In a video interview, Merkies discusses this interesting study and shares a couple of audio clips so you can test your skills in the language of horses.
“In today’s world, more and more emphasis is being put on animal welfare and the recognition of animals as sentient beings,” says Merkies. “As their caretakers, it’s our responsibility to provide the horses that we interact with a good quality of life, and to do this we must be able to understand how they function and what their needs are and what their desires are.”
Merkies went on to explain if we know from a horse’s vocalization that they are upset or fearful, then we can remove the stimulus or remove the horse from that situation. Likewise, if we know that a horse is happy, we can ensure repeat scenarios. Horses don’t have as large a vocal repertoire as many animals and as a prey species they are masters at communicating with body language.
The whinnies used in the study were collected from a variety of sources including Merkies’ past research on the weaning of foals, where distressed calls from both foals and mares had been captured. Other footage came from popular movies such as the beloved animated production, Spirit.
Around 65 percent of the time the survey respondents were able to tell whether a whinny happened during a positive or a negative situation. Not surprisingly, in a female dominated industry, almost 60 percent of the participants identified as female. Akin to past scientific studies on vocalizations in cats and pigs, women were more proficient at categorizing vocalizations than the men.
Age also presented a thought-provoking result, with more older people rating the horses’ whinnies as more highly aroused than did their younger counterparts.
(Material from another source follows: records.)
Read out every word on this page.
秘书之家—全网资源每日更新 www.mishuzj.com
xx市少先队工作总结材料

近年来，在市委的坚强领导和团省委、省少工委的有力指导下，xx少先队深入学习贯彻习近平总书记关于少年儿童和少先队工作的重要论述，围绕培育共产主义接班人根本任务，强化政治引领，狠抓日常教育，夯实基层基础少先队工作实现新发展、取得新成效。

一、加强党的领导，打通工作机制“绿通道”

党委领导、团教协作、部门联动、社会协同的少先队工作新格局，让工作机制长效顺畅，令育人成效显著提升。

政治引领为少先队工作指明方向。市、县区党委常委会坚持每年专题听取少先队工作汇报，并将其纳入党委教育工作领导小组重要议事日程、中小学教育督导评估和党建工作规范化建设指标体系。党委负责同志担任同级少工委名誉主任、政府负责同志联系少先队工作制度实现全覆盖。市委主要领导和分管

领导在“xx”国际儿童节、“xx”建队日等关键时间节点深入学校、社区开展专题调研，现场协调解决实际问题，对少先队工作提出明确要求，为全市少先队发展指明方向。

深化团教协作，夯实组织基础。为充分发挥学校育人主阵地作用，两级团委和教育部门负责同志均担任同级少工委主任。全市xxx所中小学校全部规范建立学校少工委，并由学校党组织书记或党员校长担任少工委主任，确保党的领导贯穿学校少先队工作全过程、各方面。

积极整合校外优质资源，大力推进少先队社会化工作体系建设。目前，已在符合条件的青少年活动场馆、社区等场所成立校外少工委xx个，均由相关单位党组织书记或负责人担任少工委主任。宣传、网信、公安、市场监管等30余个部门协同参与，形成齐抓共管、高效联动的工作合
Merkies hypothesized, “Perhaps it’s because people who are older have more life experience and it may influence how they view the world. Maybe they’re more attuned to emotional content and vocalizations or it could simply be that hearing in older people has deteriorated and they were unable to discern the differences in the vocalizations, but that was one of our interesting findings.”
Horses use different vocalizations to communicate. They may whinny when reunited or separated from a friend; therefore, a whinny could be positive or negative depending on the situation. Merkies explains, “Different whinnies can communicate the size, sex, and social status of the caller. That whinny will tell them information, whether it’s a male or female horse, how large they are, probably whether they’re immature, young, or older.”
It would be interesting in future studies to find out how humans interpret more horse vocalizations like snorts, nickers, snores, and sneezes, and to examine what specific acoustic parameters humans use to categorize horse vocalizations. Merkies concludes: “Understanding the vocalizations that horses do use can help us understand their underlying emotional state and when we pay attention to those things, then we can work to make their life better.”